Suspected diahorrea outbreak in Kuwadzana

The Harare Residents’ Trust (HRT) is alarmed at the rate of suspected cholera outbreaks in residential areas, with the latest reports indicating that there is an outbreak in Kuwadzana and surrounding areas.

Residents in the area are reported to have been drinking water from the borehole at their local clinic. Suspicions are that the borehole water may be contaminated, something the HRT has not yet verified with authorities. But residents have stopped drinking water from that borehole.

This morning, Thursday 19 January 2012, almost 40 residents experienced severe stomach aches which forced them to visit Kuwadzana Clinic which is the only clinic servicing Kuwadzana, Crowborough, Kuwadzana Extension, Whitecliff and surrounding areas.

A few nurses were available and the accounts clerk was reported to have gone away for tea for almost two hours. The immediate assumption was that the staff at the clinic was on strike.

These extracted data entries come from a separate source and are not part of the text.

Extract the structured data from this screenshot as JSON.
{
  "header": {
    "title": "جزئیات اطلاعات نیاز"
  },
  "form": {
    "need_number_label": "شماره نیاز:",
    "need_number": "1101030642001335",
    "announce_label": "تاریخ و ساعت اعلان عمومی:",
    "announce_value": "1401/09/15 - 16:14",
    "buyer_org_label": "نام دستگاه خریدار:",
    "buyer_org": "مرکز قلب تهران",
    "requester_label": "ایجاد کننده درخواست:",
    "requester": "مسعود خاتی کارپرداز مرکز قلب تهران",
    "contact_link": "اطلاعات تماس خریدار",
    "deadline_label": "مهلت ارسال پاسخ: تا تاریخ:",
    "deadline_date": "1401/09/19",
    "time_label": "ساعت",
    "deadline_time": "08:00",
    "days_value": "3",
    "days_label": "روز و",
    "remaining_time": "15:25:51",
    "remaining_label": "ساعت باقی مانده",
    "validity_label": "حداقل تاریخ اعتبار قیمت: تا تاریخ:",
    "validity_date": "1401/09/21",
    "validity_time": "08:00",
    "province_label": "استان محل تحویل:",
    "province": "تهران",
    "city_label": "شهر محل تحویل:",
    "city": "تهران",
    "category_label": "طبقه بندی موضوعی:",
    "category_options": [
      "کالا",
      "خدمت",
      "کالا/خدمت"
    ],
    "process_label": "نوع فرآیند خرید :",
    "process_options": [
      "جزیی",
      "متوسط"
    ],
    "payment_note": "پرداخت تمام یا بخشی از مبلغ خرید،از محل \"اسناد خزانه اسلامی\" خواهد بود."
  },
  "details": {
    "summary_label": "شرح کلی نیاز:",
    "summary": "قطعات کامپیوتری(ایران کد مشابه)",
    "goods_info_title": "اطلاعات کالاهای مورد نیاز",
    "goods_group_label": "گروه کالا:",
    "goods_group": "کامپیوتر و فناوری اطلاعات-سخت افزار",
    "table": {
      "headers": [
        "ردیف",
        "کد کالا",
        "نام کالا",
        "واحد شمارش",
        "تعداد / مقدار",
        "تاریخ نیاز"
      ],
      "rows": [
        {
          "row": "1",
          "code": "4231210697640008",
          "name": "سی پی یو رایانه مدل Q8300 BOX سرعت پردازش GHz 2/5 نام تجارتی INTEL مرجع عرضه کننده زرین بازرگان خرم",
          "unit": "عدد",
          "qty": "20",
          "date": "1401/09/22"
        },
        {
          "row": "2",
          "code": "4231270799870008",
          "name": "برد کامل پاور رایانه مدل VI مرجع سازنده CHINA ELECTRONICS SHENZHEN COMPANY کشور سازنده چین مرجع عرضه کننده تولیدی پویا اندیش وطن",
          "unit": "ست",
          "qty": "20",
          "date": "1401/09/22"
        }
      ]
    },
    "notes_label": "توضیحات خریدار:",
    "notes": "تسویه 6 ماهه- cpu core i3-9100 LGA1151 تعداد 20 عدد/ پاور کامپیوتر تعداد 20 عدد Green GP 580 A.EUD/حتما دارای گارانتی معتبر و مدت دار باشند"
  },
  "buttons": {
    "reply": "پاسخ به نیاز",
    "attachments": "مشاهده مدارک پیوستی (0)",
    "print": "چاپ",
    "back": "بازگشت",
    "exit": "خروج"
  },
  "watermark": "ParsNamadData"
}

A Medicins Sans Frontier vehicle was transporting residents to Beatrice Diseases Infectious Hospital, near Mbare where they were being treated. Medicins Sans Frontiers driver with whom the HRT Community Coordinator, Mrs. Regina Bakuri spoke to reported that the outbreak started yesterday (Wednesday 18 January 2012) and he had transported 40 residents to Beatrice Hospital where they were attended to and today he had gone with another 35 plus people. The Health officials at the clinic were not responsive to the issue at hand and continued with their strike while jeopardising the lives of over one hundred Kuwadzana residents.

The HRT noted that the most affected were children under the age of six and yet the nurses were not moved by that. Those who were taken to Beatrice Hospital were able to receive free medical attention and many have been admitted. The City Health Department needs to urgently look into the situation in Kuwadzana in order for people to receive treatment at the local clinic. The clinic in Kuwadzana Extension remains closed even after construction was completed.

The City Health department may consider immediate use of that facility to ease pressure on the mobile clinic. Community health workers were seen distributing water purification tablets towards the end of the day and one can only wonder if such tablets are readily available. Why are they only being distributed when people are already affected instead of taking preventative measures? City health department head Dr. Stanley Mungofa needs to seriously intervene before lives are lost.

The city must guarantee adequate clean water supplies to avoid the 2008 cholera outbreak that left nearly 4 000 people dead and thousands others sick. There are rising fears that this could be the beginning of another outbreak and residents have no alternative source of clean water.